Successfully treating any medical condition starts with proper diagnosis. It’s basically because you can’t solve a problem if you don’t know its underlying cause. No matter how much medicine is given, if it isn’t the correct one, it will not do the patient any good, right?
Generally, we have to believe that doctors do everything they can to quickly figure out what’s making a person sick. But because they’re human just like everyone else, they can’t be expected to be right all the time, though it’s certainly unacceptable because a mistake on their part can mean the difference between life and death. That’s supposed to be what they studied years to get right, so no matter how much they want to justify their error, they just can’t.
This is where AI can help. For starters, a machine does not need years to learn everything it can in the specified field of study. And with its capacity to process massive amounts of data, its margin for error is almost zero, plus it can come up with diagnostics way faster than a human doctor can. It is this speed and accuracy that will make AI an integral tool that can dramatically change the world of healthcare for good.
Several research projects have already proven how effective an AI system is in identifying and predicting the possibility that a person will develop or manifest a certain medical condition.
One study — led by Dr. John Pestian of Biomedical Informatics and Psychiatry at Cincinnati Children’s Hospital Medical Center and published in the journal Suicide and Life-Threatening Behavior — was done for the purpose of categorizing whether a patient had the tendency to be suicidal; or mentally ill but not to the point of being suicidal; or neither. For the study, 379 teenage patients were asked to complete standardized behavioral rating scales and answer five open-ended questions that stimulate conversation. By analyzing the patients’ verbal and nonverbal language using machine-learning algorithms, the patients were classified accordingly with 93% accuracy.

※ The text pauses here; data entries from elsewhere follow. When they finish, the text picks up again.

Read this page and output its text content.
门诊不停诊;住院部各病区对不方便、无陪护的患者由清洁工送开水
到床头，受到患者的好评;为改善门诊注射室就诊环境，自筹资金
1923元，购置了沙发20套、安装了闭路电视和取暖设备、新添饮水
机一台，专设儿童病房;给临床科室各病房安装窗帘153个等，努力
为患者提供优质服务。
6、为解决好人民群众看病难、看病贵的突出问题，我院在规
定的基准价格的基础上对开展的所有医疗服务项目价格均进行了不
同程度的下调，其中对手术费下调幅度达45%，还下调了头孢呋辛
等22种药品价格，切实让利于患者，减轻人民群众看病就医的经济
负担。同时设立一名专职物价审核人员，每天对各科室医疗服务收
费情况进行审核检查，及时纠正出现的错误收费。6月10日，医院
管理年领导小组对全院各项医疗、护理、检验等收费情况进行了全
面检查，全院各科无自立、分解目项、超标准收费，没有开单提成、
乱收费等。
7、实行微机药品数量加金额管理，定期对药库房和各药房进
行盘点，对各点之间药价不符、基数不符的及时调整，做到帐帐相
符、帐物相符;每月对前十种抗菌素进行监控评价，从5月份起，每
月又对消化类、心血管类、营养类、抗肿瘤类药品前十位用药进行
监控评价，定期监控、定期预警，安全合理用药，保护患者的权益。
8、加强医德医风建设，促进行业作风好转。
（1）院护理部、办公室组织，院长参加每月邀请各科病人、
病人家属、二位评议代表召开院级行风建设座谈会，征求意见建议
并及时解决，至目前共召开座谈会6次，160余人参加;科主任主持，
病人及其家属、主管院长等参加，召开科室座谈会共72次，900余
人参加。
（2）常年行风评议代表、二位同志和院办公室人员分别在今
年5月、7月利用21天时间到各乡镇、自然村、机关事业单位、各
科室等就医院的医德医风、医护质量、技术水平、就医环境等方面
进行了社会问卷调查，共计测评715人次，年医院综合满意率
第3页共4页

In another study, 34 participants were evaluated based on speech and coherence to determine the likelihood that they will develop psychosis. By using machine-learning algorithms, the AI system was able to predict the outcome with 100% accuracy, which is far better than what clinical interviews can do.
Further along, there are already a few well-known companies who are dabbling in the potential benefits of incorporating AI in the field of healthcare.
Google (NASDAQ:GOOGL) has its DeepMind Health platform with its ‘Do No Harm’ mantra. Although it hasn’t gotten to the point that it has already proven AI’s effectivity in predicting and diagnosing disease, it now has more than enough data to build models and feed it with the needed algorithms.
And then there’s IBM’s Watson which a few months back was able to successfully recommend cancer treatment plans that matched treatment suggestions from oncologists in 99% of the analyzed cases. It was also able to suggest treatment options in 30% of the cases which the doctors totally missed.
There’s also Microsoft’s Hanover project which focuses on predicting the most effective drug treatment options for cancer patients. There’s Pathway Genomics, another group working on possible detection and early prediction of certain cancers through a simple blood test.
The fear that AI might one day surpass human intelligence and replace humans is real. But in the case of health care, it’s clear that the objective is not to replace doctors. Rather, it is meant to provide them with more effective tools so they can do their job in a more reliable and effective way, and save more lives in the process.